Generating new prime number by adding $40$ to larger number of twin primes

Question

A long time ago one of my classmates claimed he discovered a formula for prime numbers and he became so famous among students and our teacher.

If we have two digits twin prime numbers (primes which differ by two) by adding $40$ to larger number we can generate a prime number.

For example consider $(11,13)$ then $53$ is also prime or for $(71,73)$, $113$ is also a prime number.

Amazingly it works for all two digits numbers! However its weakness is that it only works for two digit numbers.

So I wonder was it a known formula and my classmate found it somewhere or he really did discovered it?

Also is it possible to prove this works without checking for all two digits twins ?

Answer 1

This is partly because in many cases the larger one of the $2$-digit twin-prime numbers is of the form $n(n+1)+1$. So adding $40$ gives a prime.
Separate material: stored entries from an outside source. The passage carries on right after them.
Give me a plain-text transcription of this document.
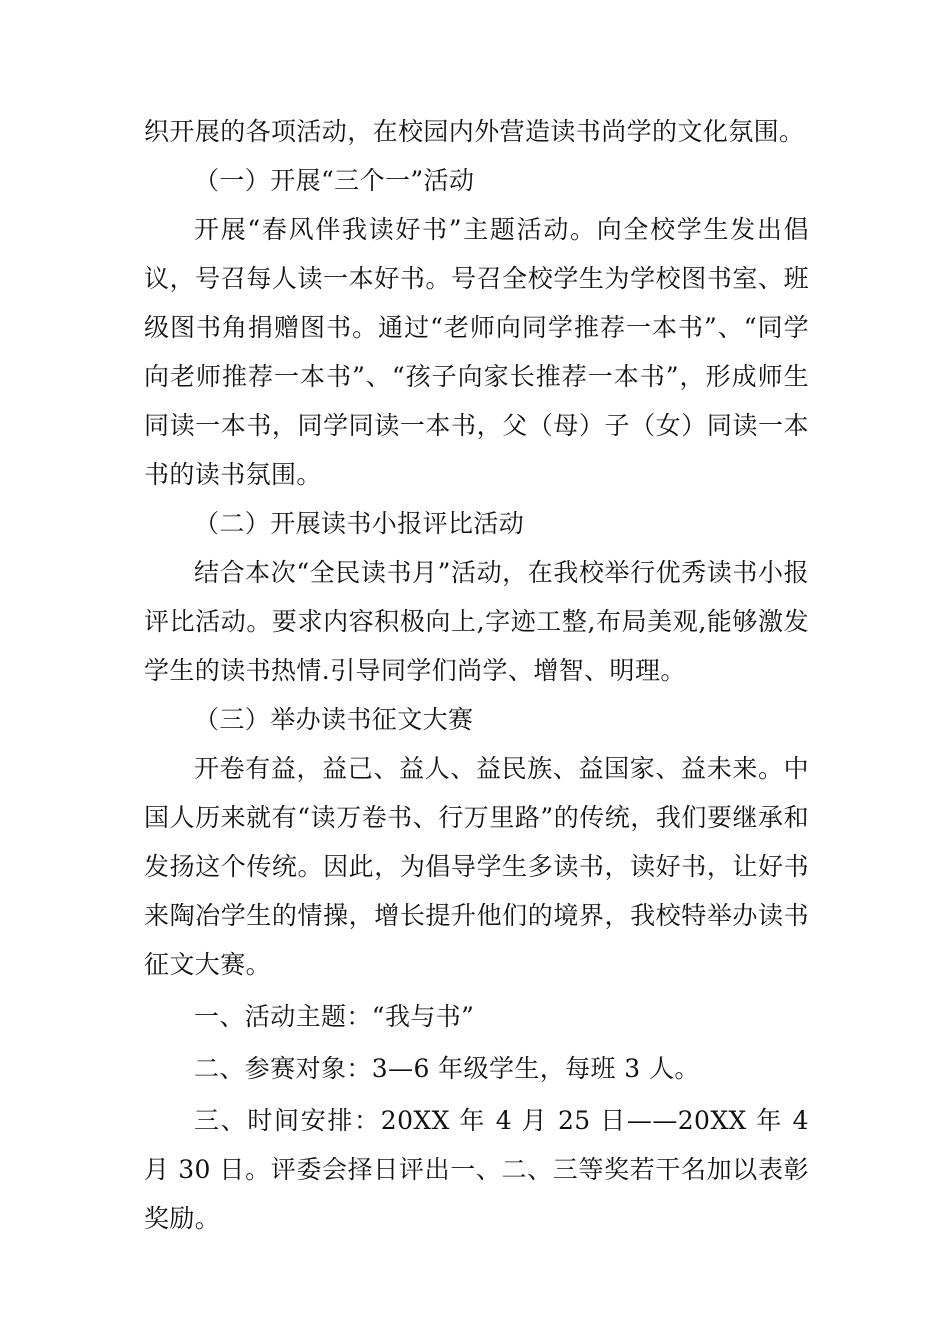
织开展的各项活动，在校园内外营造读书尚学的文化氛围。

（一）开展“三个一”活动

开展“春风伴我读好书”主题活动。向全校学生发出倡议，号召每人读一本好书。号召全校学生为学校图书室、班级图书角捐赠图书。通过“老师向同学推荐一本书”、“同学向老师推荐一本书”、“孩子向家长推荐一本书”，形成师生同读一本书，同学同读一本书，父（母）子（女）同读一本书的读书氛围。

（二）开展读书小报评比活动

结合本次“全民读书月”活动，在我校举行优秀读书小报评比活动。要求内容积极向上,字迹工整,布局美观,能够激发学生的读书热情.引导同学们尚学、增智、明理。

（三）举办读书征文大赛

开卷有益，益己、益人、益民族、益国家、益未来。中国人历来就有“读万卷书、行万里路”的传统，我们要继承和发扬这个传统。因此，为倡导学生多读书，读好书，让好书来陶冶学生的情操，增长提升他们的境界，我校特举办读书征文大赛。

一、活动主题：“我与书”

二、参赛对象：3—6 年级学生，每班 3 人。

三、时间安排：20XX 年 4 月 25 日——20XX 年 4 月 30 日。评委会择日评出一、二、三等奖若干名加以表彰奖励。
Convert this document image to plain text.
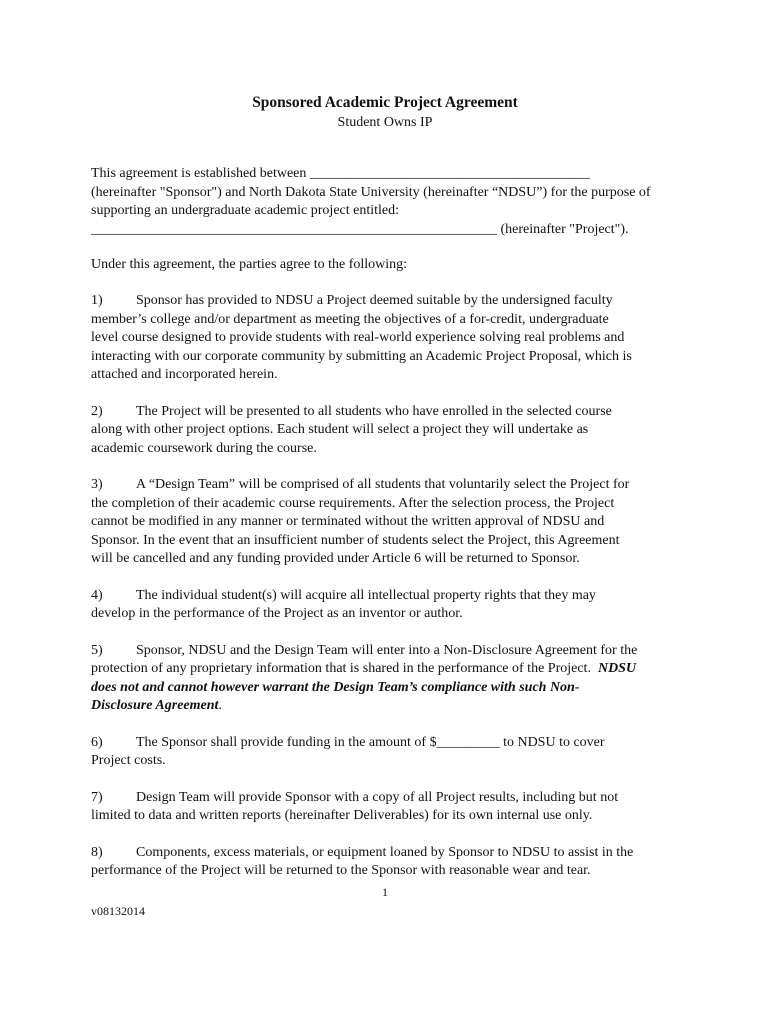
Sponsored Academic Project Agreement
Student Owns IP
This agreement is established between ________________________________________
(hereinafter "Sponsor") and North Dakota State University (hereinafter “NDSU”) for the purpose of
supporting an undergraduate academic project entitled:
__________________________________________________________ (hereinafter "Project").
Under this agreement, the parties agree to the following:
1) Sponsor has provided to NDSU a Project deemed suitable by the undersigned faculty
member’s college and/or department as meeting the objectives of a for-credit, undergraduate
level course designed to provide students with real-world experience solving real problems and
interacting with our corporate community by submitting an Academic Project Proposal, which is
attached and incorporated herein.
2) The Project will be presented to all students who have enrolled in the selected course
along with other project options. Each student will select a project they will undertake as
academic coursework during the course.
3) A “Design Team” will be comprised of all students that voluntarily select the Project for
the completion of their academic course requirements. After the selection process, the Project
cannot be modified in any manner or terminated without the written approval of NDSU and
Sponsor. In the event that an insufficient number of students select the Project, this Agreement
will be cancelled and any funding provided under Article 6 will be returned to Sponsor.
4) The individual student(s) will acquire all intellectual property rights that they may
develop in the performance of the Project as an inventor or author.
5) Sponsor, NDSU and the Design Team will enter into a Non-Disclosure Agreement for the
protection of any proprietary information that is shared in the performance of the Project. NDSU
does not and cannot however warrant the Design Team’s compliance with such Non-
Disclosure Agreement.
6) The Sponsor shall provide funding in the amount of $_________ to NDSU to cover
Project costs.
7) Design Team will provide Sponsor with a copy of all Project results, including but not
limited to data and written reports (hereinafter Deliverables) for its own internal use only.
8) Components, excess materials, or equipment loaned by Sponsor to NDSU to assist in the
performance of the Project will be returned to the Sponsor with reasonable wear and tear.
1
v08132014
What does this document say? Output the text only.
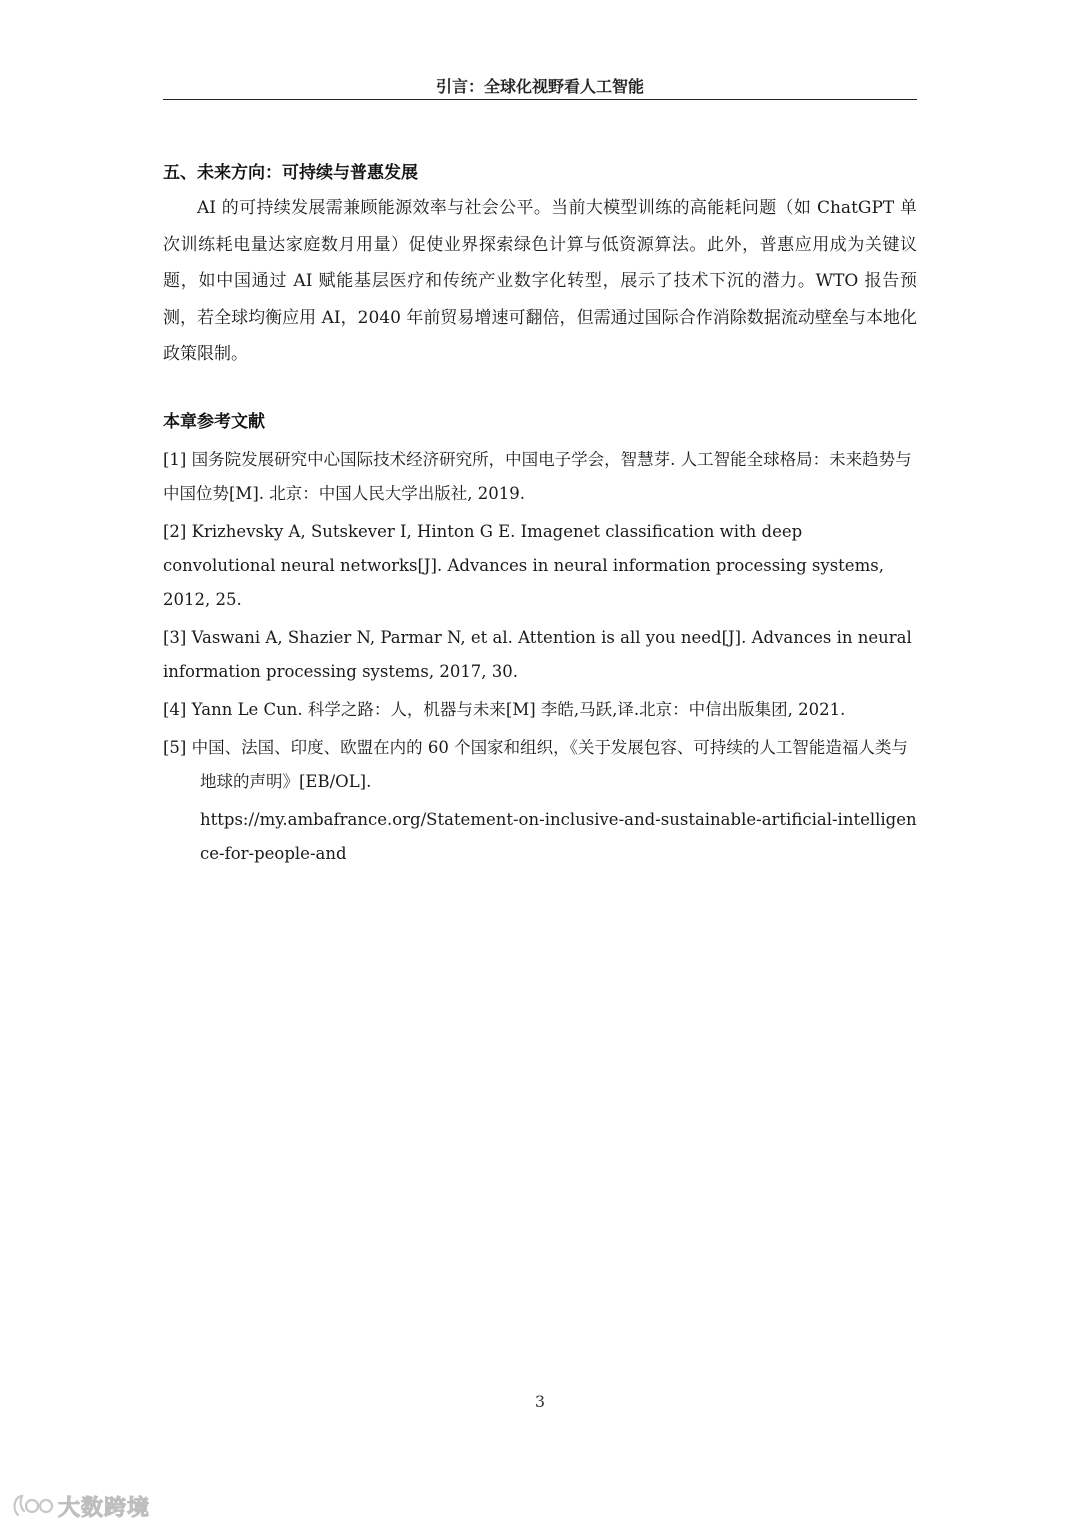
引言：全球化视野看人工智能
五、未来方向：可持续与普惠发展

AI 的可持续发展需兼顾能源效率与社会公平。当前大模型训练的高能耗问题（如 ChatGPT 单次训练耗电量达家庭数月用量）促使业界探索绿色计算与低资源算法。此外，普惠应用成为关键议题，如中国通过 AI 赋能基层医疗和传统产业数字化转型，展示了技术下沉的潜力。WTO 报告预测，若全球均衡应用 AI，2040 年前贸易增速可翻倍，但需通过国际合作消除数据流动壁垒与本地化政策限制。

本章参考文献
[1] 国务院发展研究中心国际技术经济研究所，中国电子学会，智慧芽. 人工智能全球格局：未来趋势与中国位势[M]. 北京：中国人民大学出版社, 2019.
[2] Krizhevsky A, Sutskever I, Hinton G E. Imagenet classification with deep convolutional neural networks[J]. Advances in neural information processing systems, 2012, 25.
[3] Vaswani A, Shazier N, Parmar N, et al. Attention is all you need[J]. Advances in neural information processing systems, 2017, 30.
[4] Yann Le Cun. 科学之路：人，机器与未来[M] 李皓,马跃,译.北京：中信出版集团, 2021.
[5] 中国、法国、印度、欧盟在内的 60 个国家和组织，《关于发展包容、可持续的人工智能造福人类与地球的声明》[EB/OL].
https://my.ambafrance.org/Statement-on-inclusive-and-sustainable-artificial-intelligence-for-people-and
3
大数跨境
This is a consequence of the well-known prime generating formula $f(n)=n^2+n+41$. First contradiction occurs at $n=41$, which gives a 3-digit composite number. There are only $2$ exceptions, $(17,19)$, and $(59,61)$, these are coincidental.

Answer 2

The observation is best explained by the strong law of small numbers. Notice that the posited relationship fails for the single digit twin prime $3,5$ but holds for the single digit twin prime $5,7$. Restricting matters to two digit twin primes is just cherry-picking initial conditions to make a coincidence look more special than it is. Moving to three digit twin primes doesn't eliminate the phenomenon, it just renders it less frequent so that the occurrence of the relationship becomes stochastic rather than absolute.

$40=6\cdot 7-2 \equiv -2 \bmod 6$. Recall that all primes $p \ge 5$ have the form $6k \pm 1$. The larger member of such a set of twin primes will have the form $6k+1$, so $6k+1 +40=6(k+7)-1$. Notice that for primes of the form $6k-1$, the only values of $k<20$ which do not give rise to a prime are $\{6,11,13,16\}$ see OEIS A024898.

The values of $k$ for which $6k \pm 1$ is a twin prime are given in OEIS A0002822. For twin primes of less than three digits, that list is $k=\{1,2,3,5,7,10,12\}$. The corresponding list of $k+7$ would be $k+7=\{8,9,10,12,14,17,19\}$.

By happenstance alone $\{6,11,13,16\} \cap \{8,9,10,12,14,17,19\}=\{\emptyset\}$, accounting for the observation.